Thoughts on College and Education...: I've put together some of my thoughts on why we go to college, among other things.
I see in The Nation this week that the Port Huron manifesto turned 40 years old this week. It is an interesting document to read, it's a manifesto for change, done by the affluent college students of the early 1960s.
While the rest of the world was infatuated by plastic, some students where fascinated with a real society, not one of plastic. Unfortunately, as was all know, the Students for a Democratic society fizzed out in 1969, along with many the dreams and hopes of a generation. The affluent society became the troubled one.
The document is an interesting one, it helped to mainstream the concept of democracy with active participation by all members. A concept that would be actively embraced by grassroot groups (mostly to their failures), and to get lip service by many politicians, including the late Dick Nixon.
I guess it has a similar tone, and similar ideas to many other documents of that era, somehow it reminds me of President Johnson's Great Society speech.
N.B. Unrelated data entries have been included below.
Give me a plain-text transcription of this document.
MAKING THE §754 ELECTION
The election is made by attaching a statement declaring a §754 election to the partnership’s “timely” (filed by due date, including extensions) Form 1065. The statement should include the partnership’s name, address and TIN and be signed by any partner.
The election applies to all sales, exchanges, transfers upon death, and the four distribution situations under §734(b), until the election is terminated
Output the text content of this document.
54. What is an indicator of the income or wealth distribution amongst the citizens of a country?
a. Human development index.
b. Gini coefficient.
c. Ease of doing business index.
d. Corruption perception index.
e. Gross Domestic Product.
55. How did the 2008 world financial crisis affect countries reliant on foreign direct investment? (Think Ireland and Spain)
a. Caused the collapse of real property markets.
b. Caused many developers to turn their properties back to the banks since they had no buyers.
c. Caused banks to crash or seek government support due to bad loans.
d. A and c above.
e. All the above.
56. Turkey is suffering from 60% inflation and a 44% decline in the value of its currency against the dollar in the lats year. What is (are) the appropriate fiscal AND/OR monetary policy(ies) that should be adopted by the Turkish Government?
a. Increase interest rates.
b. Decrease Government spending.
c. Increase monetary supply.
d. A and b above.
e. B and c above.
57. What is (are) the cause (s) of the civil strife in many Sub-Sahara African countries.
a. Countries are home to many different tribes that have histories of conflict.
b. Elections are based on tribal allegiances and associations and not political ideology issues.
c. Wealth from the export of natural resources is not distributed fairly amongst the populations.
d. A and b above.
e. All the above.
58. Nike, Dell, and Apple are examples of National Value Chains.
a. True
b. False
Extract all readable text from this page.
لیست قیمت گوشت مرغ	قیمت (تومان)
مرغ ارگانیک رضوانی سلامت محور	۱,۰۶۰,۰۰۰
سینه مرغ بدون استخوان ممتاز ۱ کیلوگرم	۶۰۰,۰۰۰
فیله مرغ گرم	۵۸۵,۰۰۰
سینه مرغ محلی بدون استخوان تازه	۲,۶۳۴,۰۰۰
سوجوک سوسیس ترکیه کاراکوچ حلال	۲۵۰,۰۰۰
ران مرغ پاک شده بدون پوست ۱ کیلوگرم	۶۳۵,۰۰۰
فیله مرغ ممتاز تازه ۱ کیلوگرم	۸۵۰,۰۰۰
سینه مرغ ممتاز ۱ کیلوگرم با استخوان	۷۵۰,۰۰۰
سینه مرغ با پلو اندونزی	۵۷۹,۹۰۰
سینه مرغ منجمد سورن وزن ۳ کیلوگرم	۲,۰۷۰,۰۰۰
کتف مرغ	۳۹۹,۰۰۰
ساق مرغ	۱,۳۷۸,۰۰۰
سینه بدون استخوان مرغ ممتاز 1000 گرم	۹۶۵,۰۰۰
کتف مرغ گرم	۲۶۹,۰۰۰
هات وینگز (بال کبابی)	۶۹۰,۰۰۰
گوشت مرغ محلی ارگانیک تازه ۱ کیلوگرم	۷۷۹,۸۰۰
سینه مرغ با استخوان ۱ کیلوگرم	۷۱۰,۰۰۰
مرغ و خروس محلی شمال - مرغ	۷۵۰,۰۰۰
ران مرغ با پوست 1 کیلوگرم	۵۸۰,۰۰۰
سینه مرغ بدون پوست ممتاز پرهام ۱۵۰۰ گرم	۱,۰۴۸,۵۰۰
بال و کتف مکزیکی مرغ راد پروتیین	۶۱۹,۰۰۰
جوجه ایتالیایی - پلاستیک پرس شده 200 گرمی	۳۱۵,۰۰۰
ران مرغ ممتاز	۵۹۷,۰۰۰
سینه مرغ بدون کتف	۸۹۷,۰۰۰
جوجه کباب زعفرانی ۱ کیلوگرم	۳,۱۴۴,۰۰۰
It's content proved to be impractical, the SDS would implode. While Great Society didn't have a happy ending, it had more of a possibility, then the Port Huron statement would ever have.
Both Great Society and Port Huron died and burned in the summer of 1968, with the hopes of the nation. While Richard Nixon tried to pass several pieces of legislation that were almost up to Great Society standards (like the Family Assistance Plan), they never happened. The Vietnam war, which fueled SDS killed it, as it did to the Great Society plan.
Since the era post-Vietnam and Watergate, politics have never been the same. Cynics have won the philosophical debate as of recent, because their has been a lot of evidence that the government sometimes doesn't tell the truth, and even outright lies, and takes advantage for their personal advantage.
Maybe you could argue that 1968 was good-doers gone wrong. LBJ, RFK and McCarthy in retrospect probably only had the best of intentions in mind, but unforently, as we all know, it didn't work out that way. The protestors didn't go there for an angry backlash, that just how it worked out.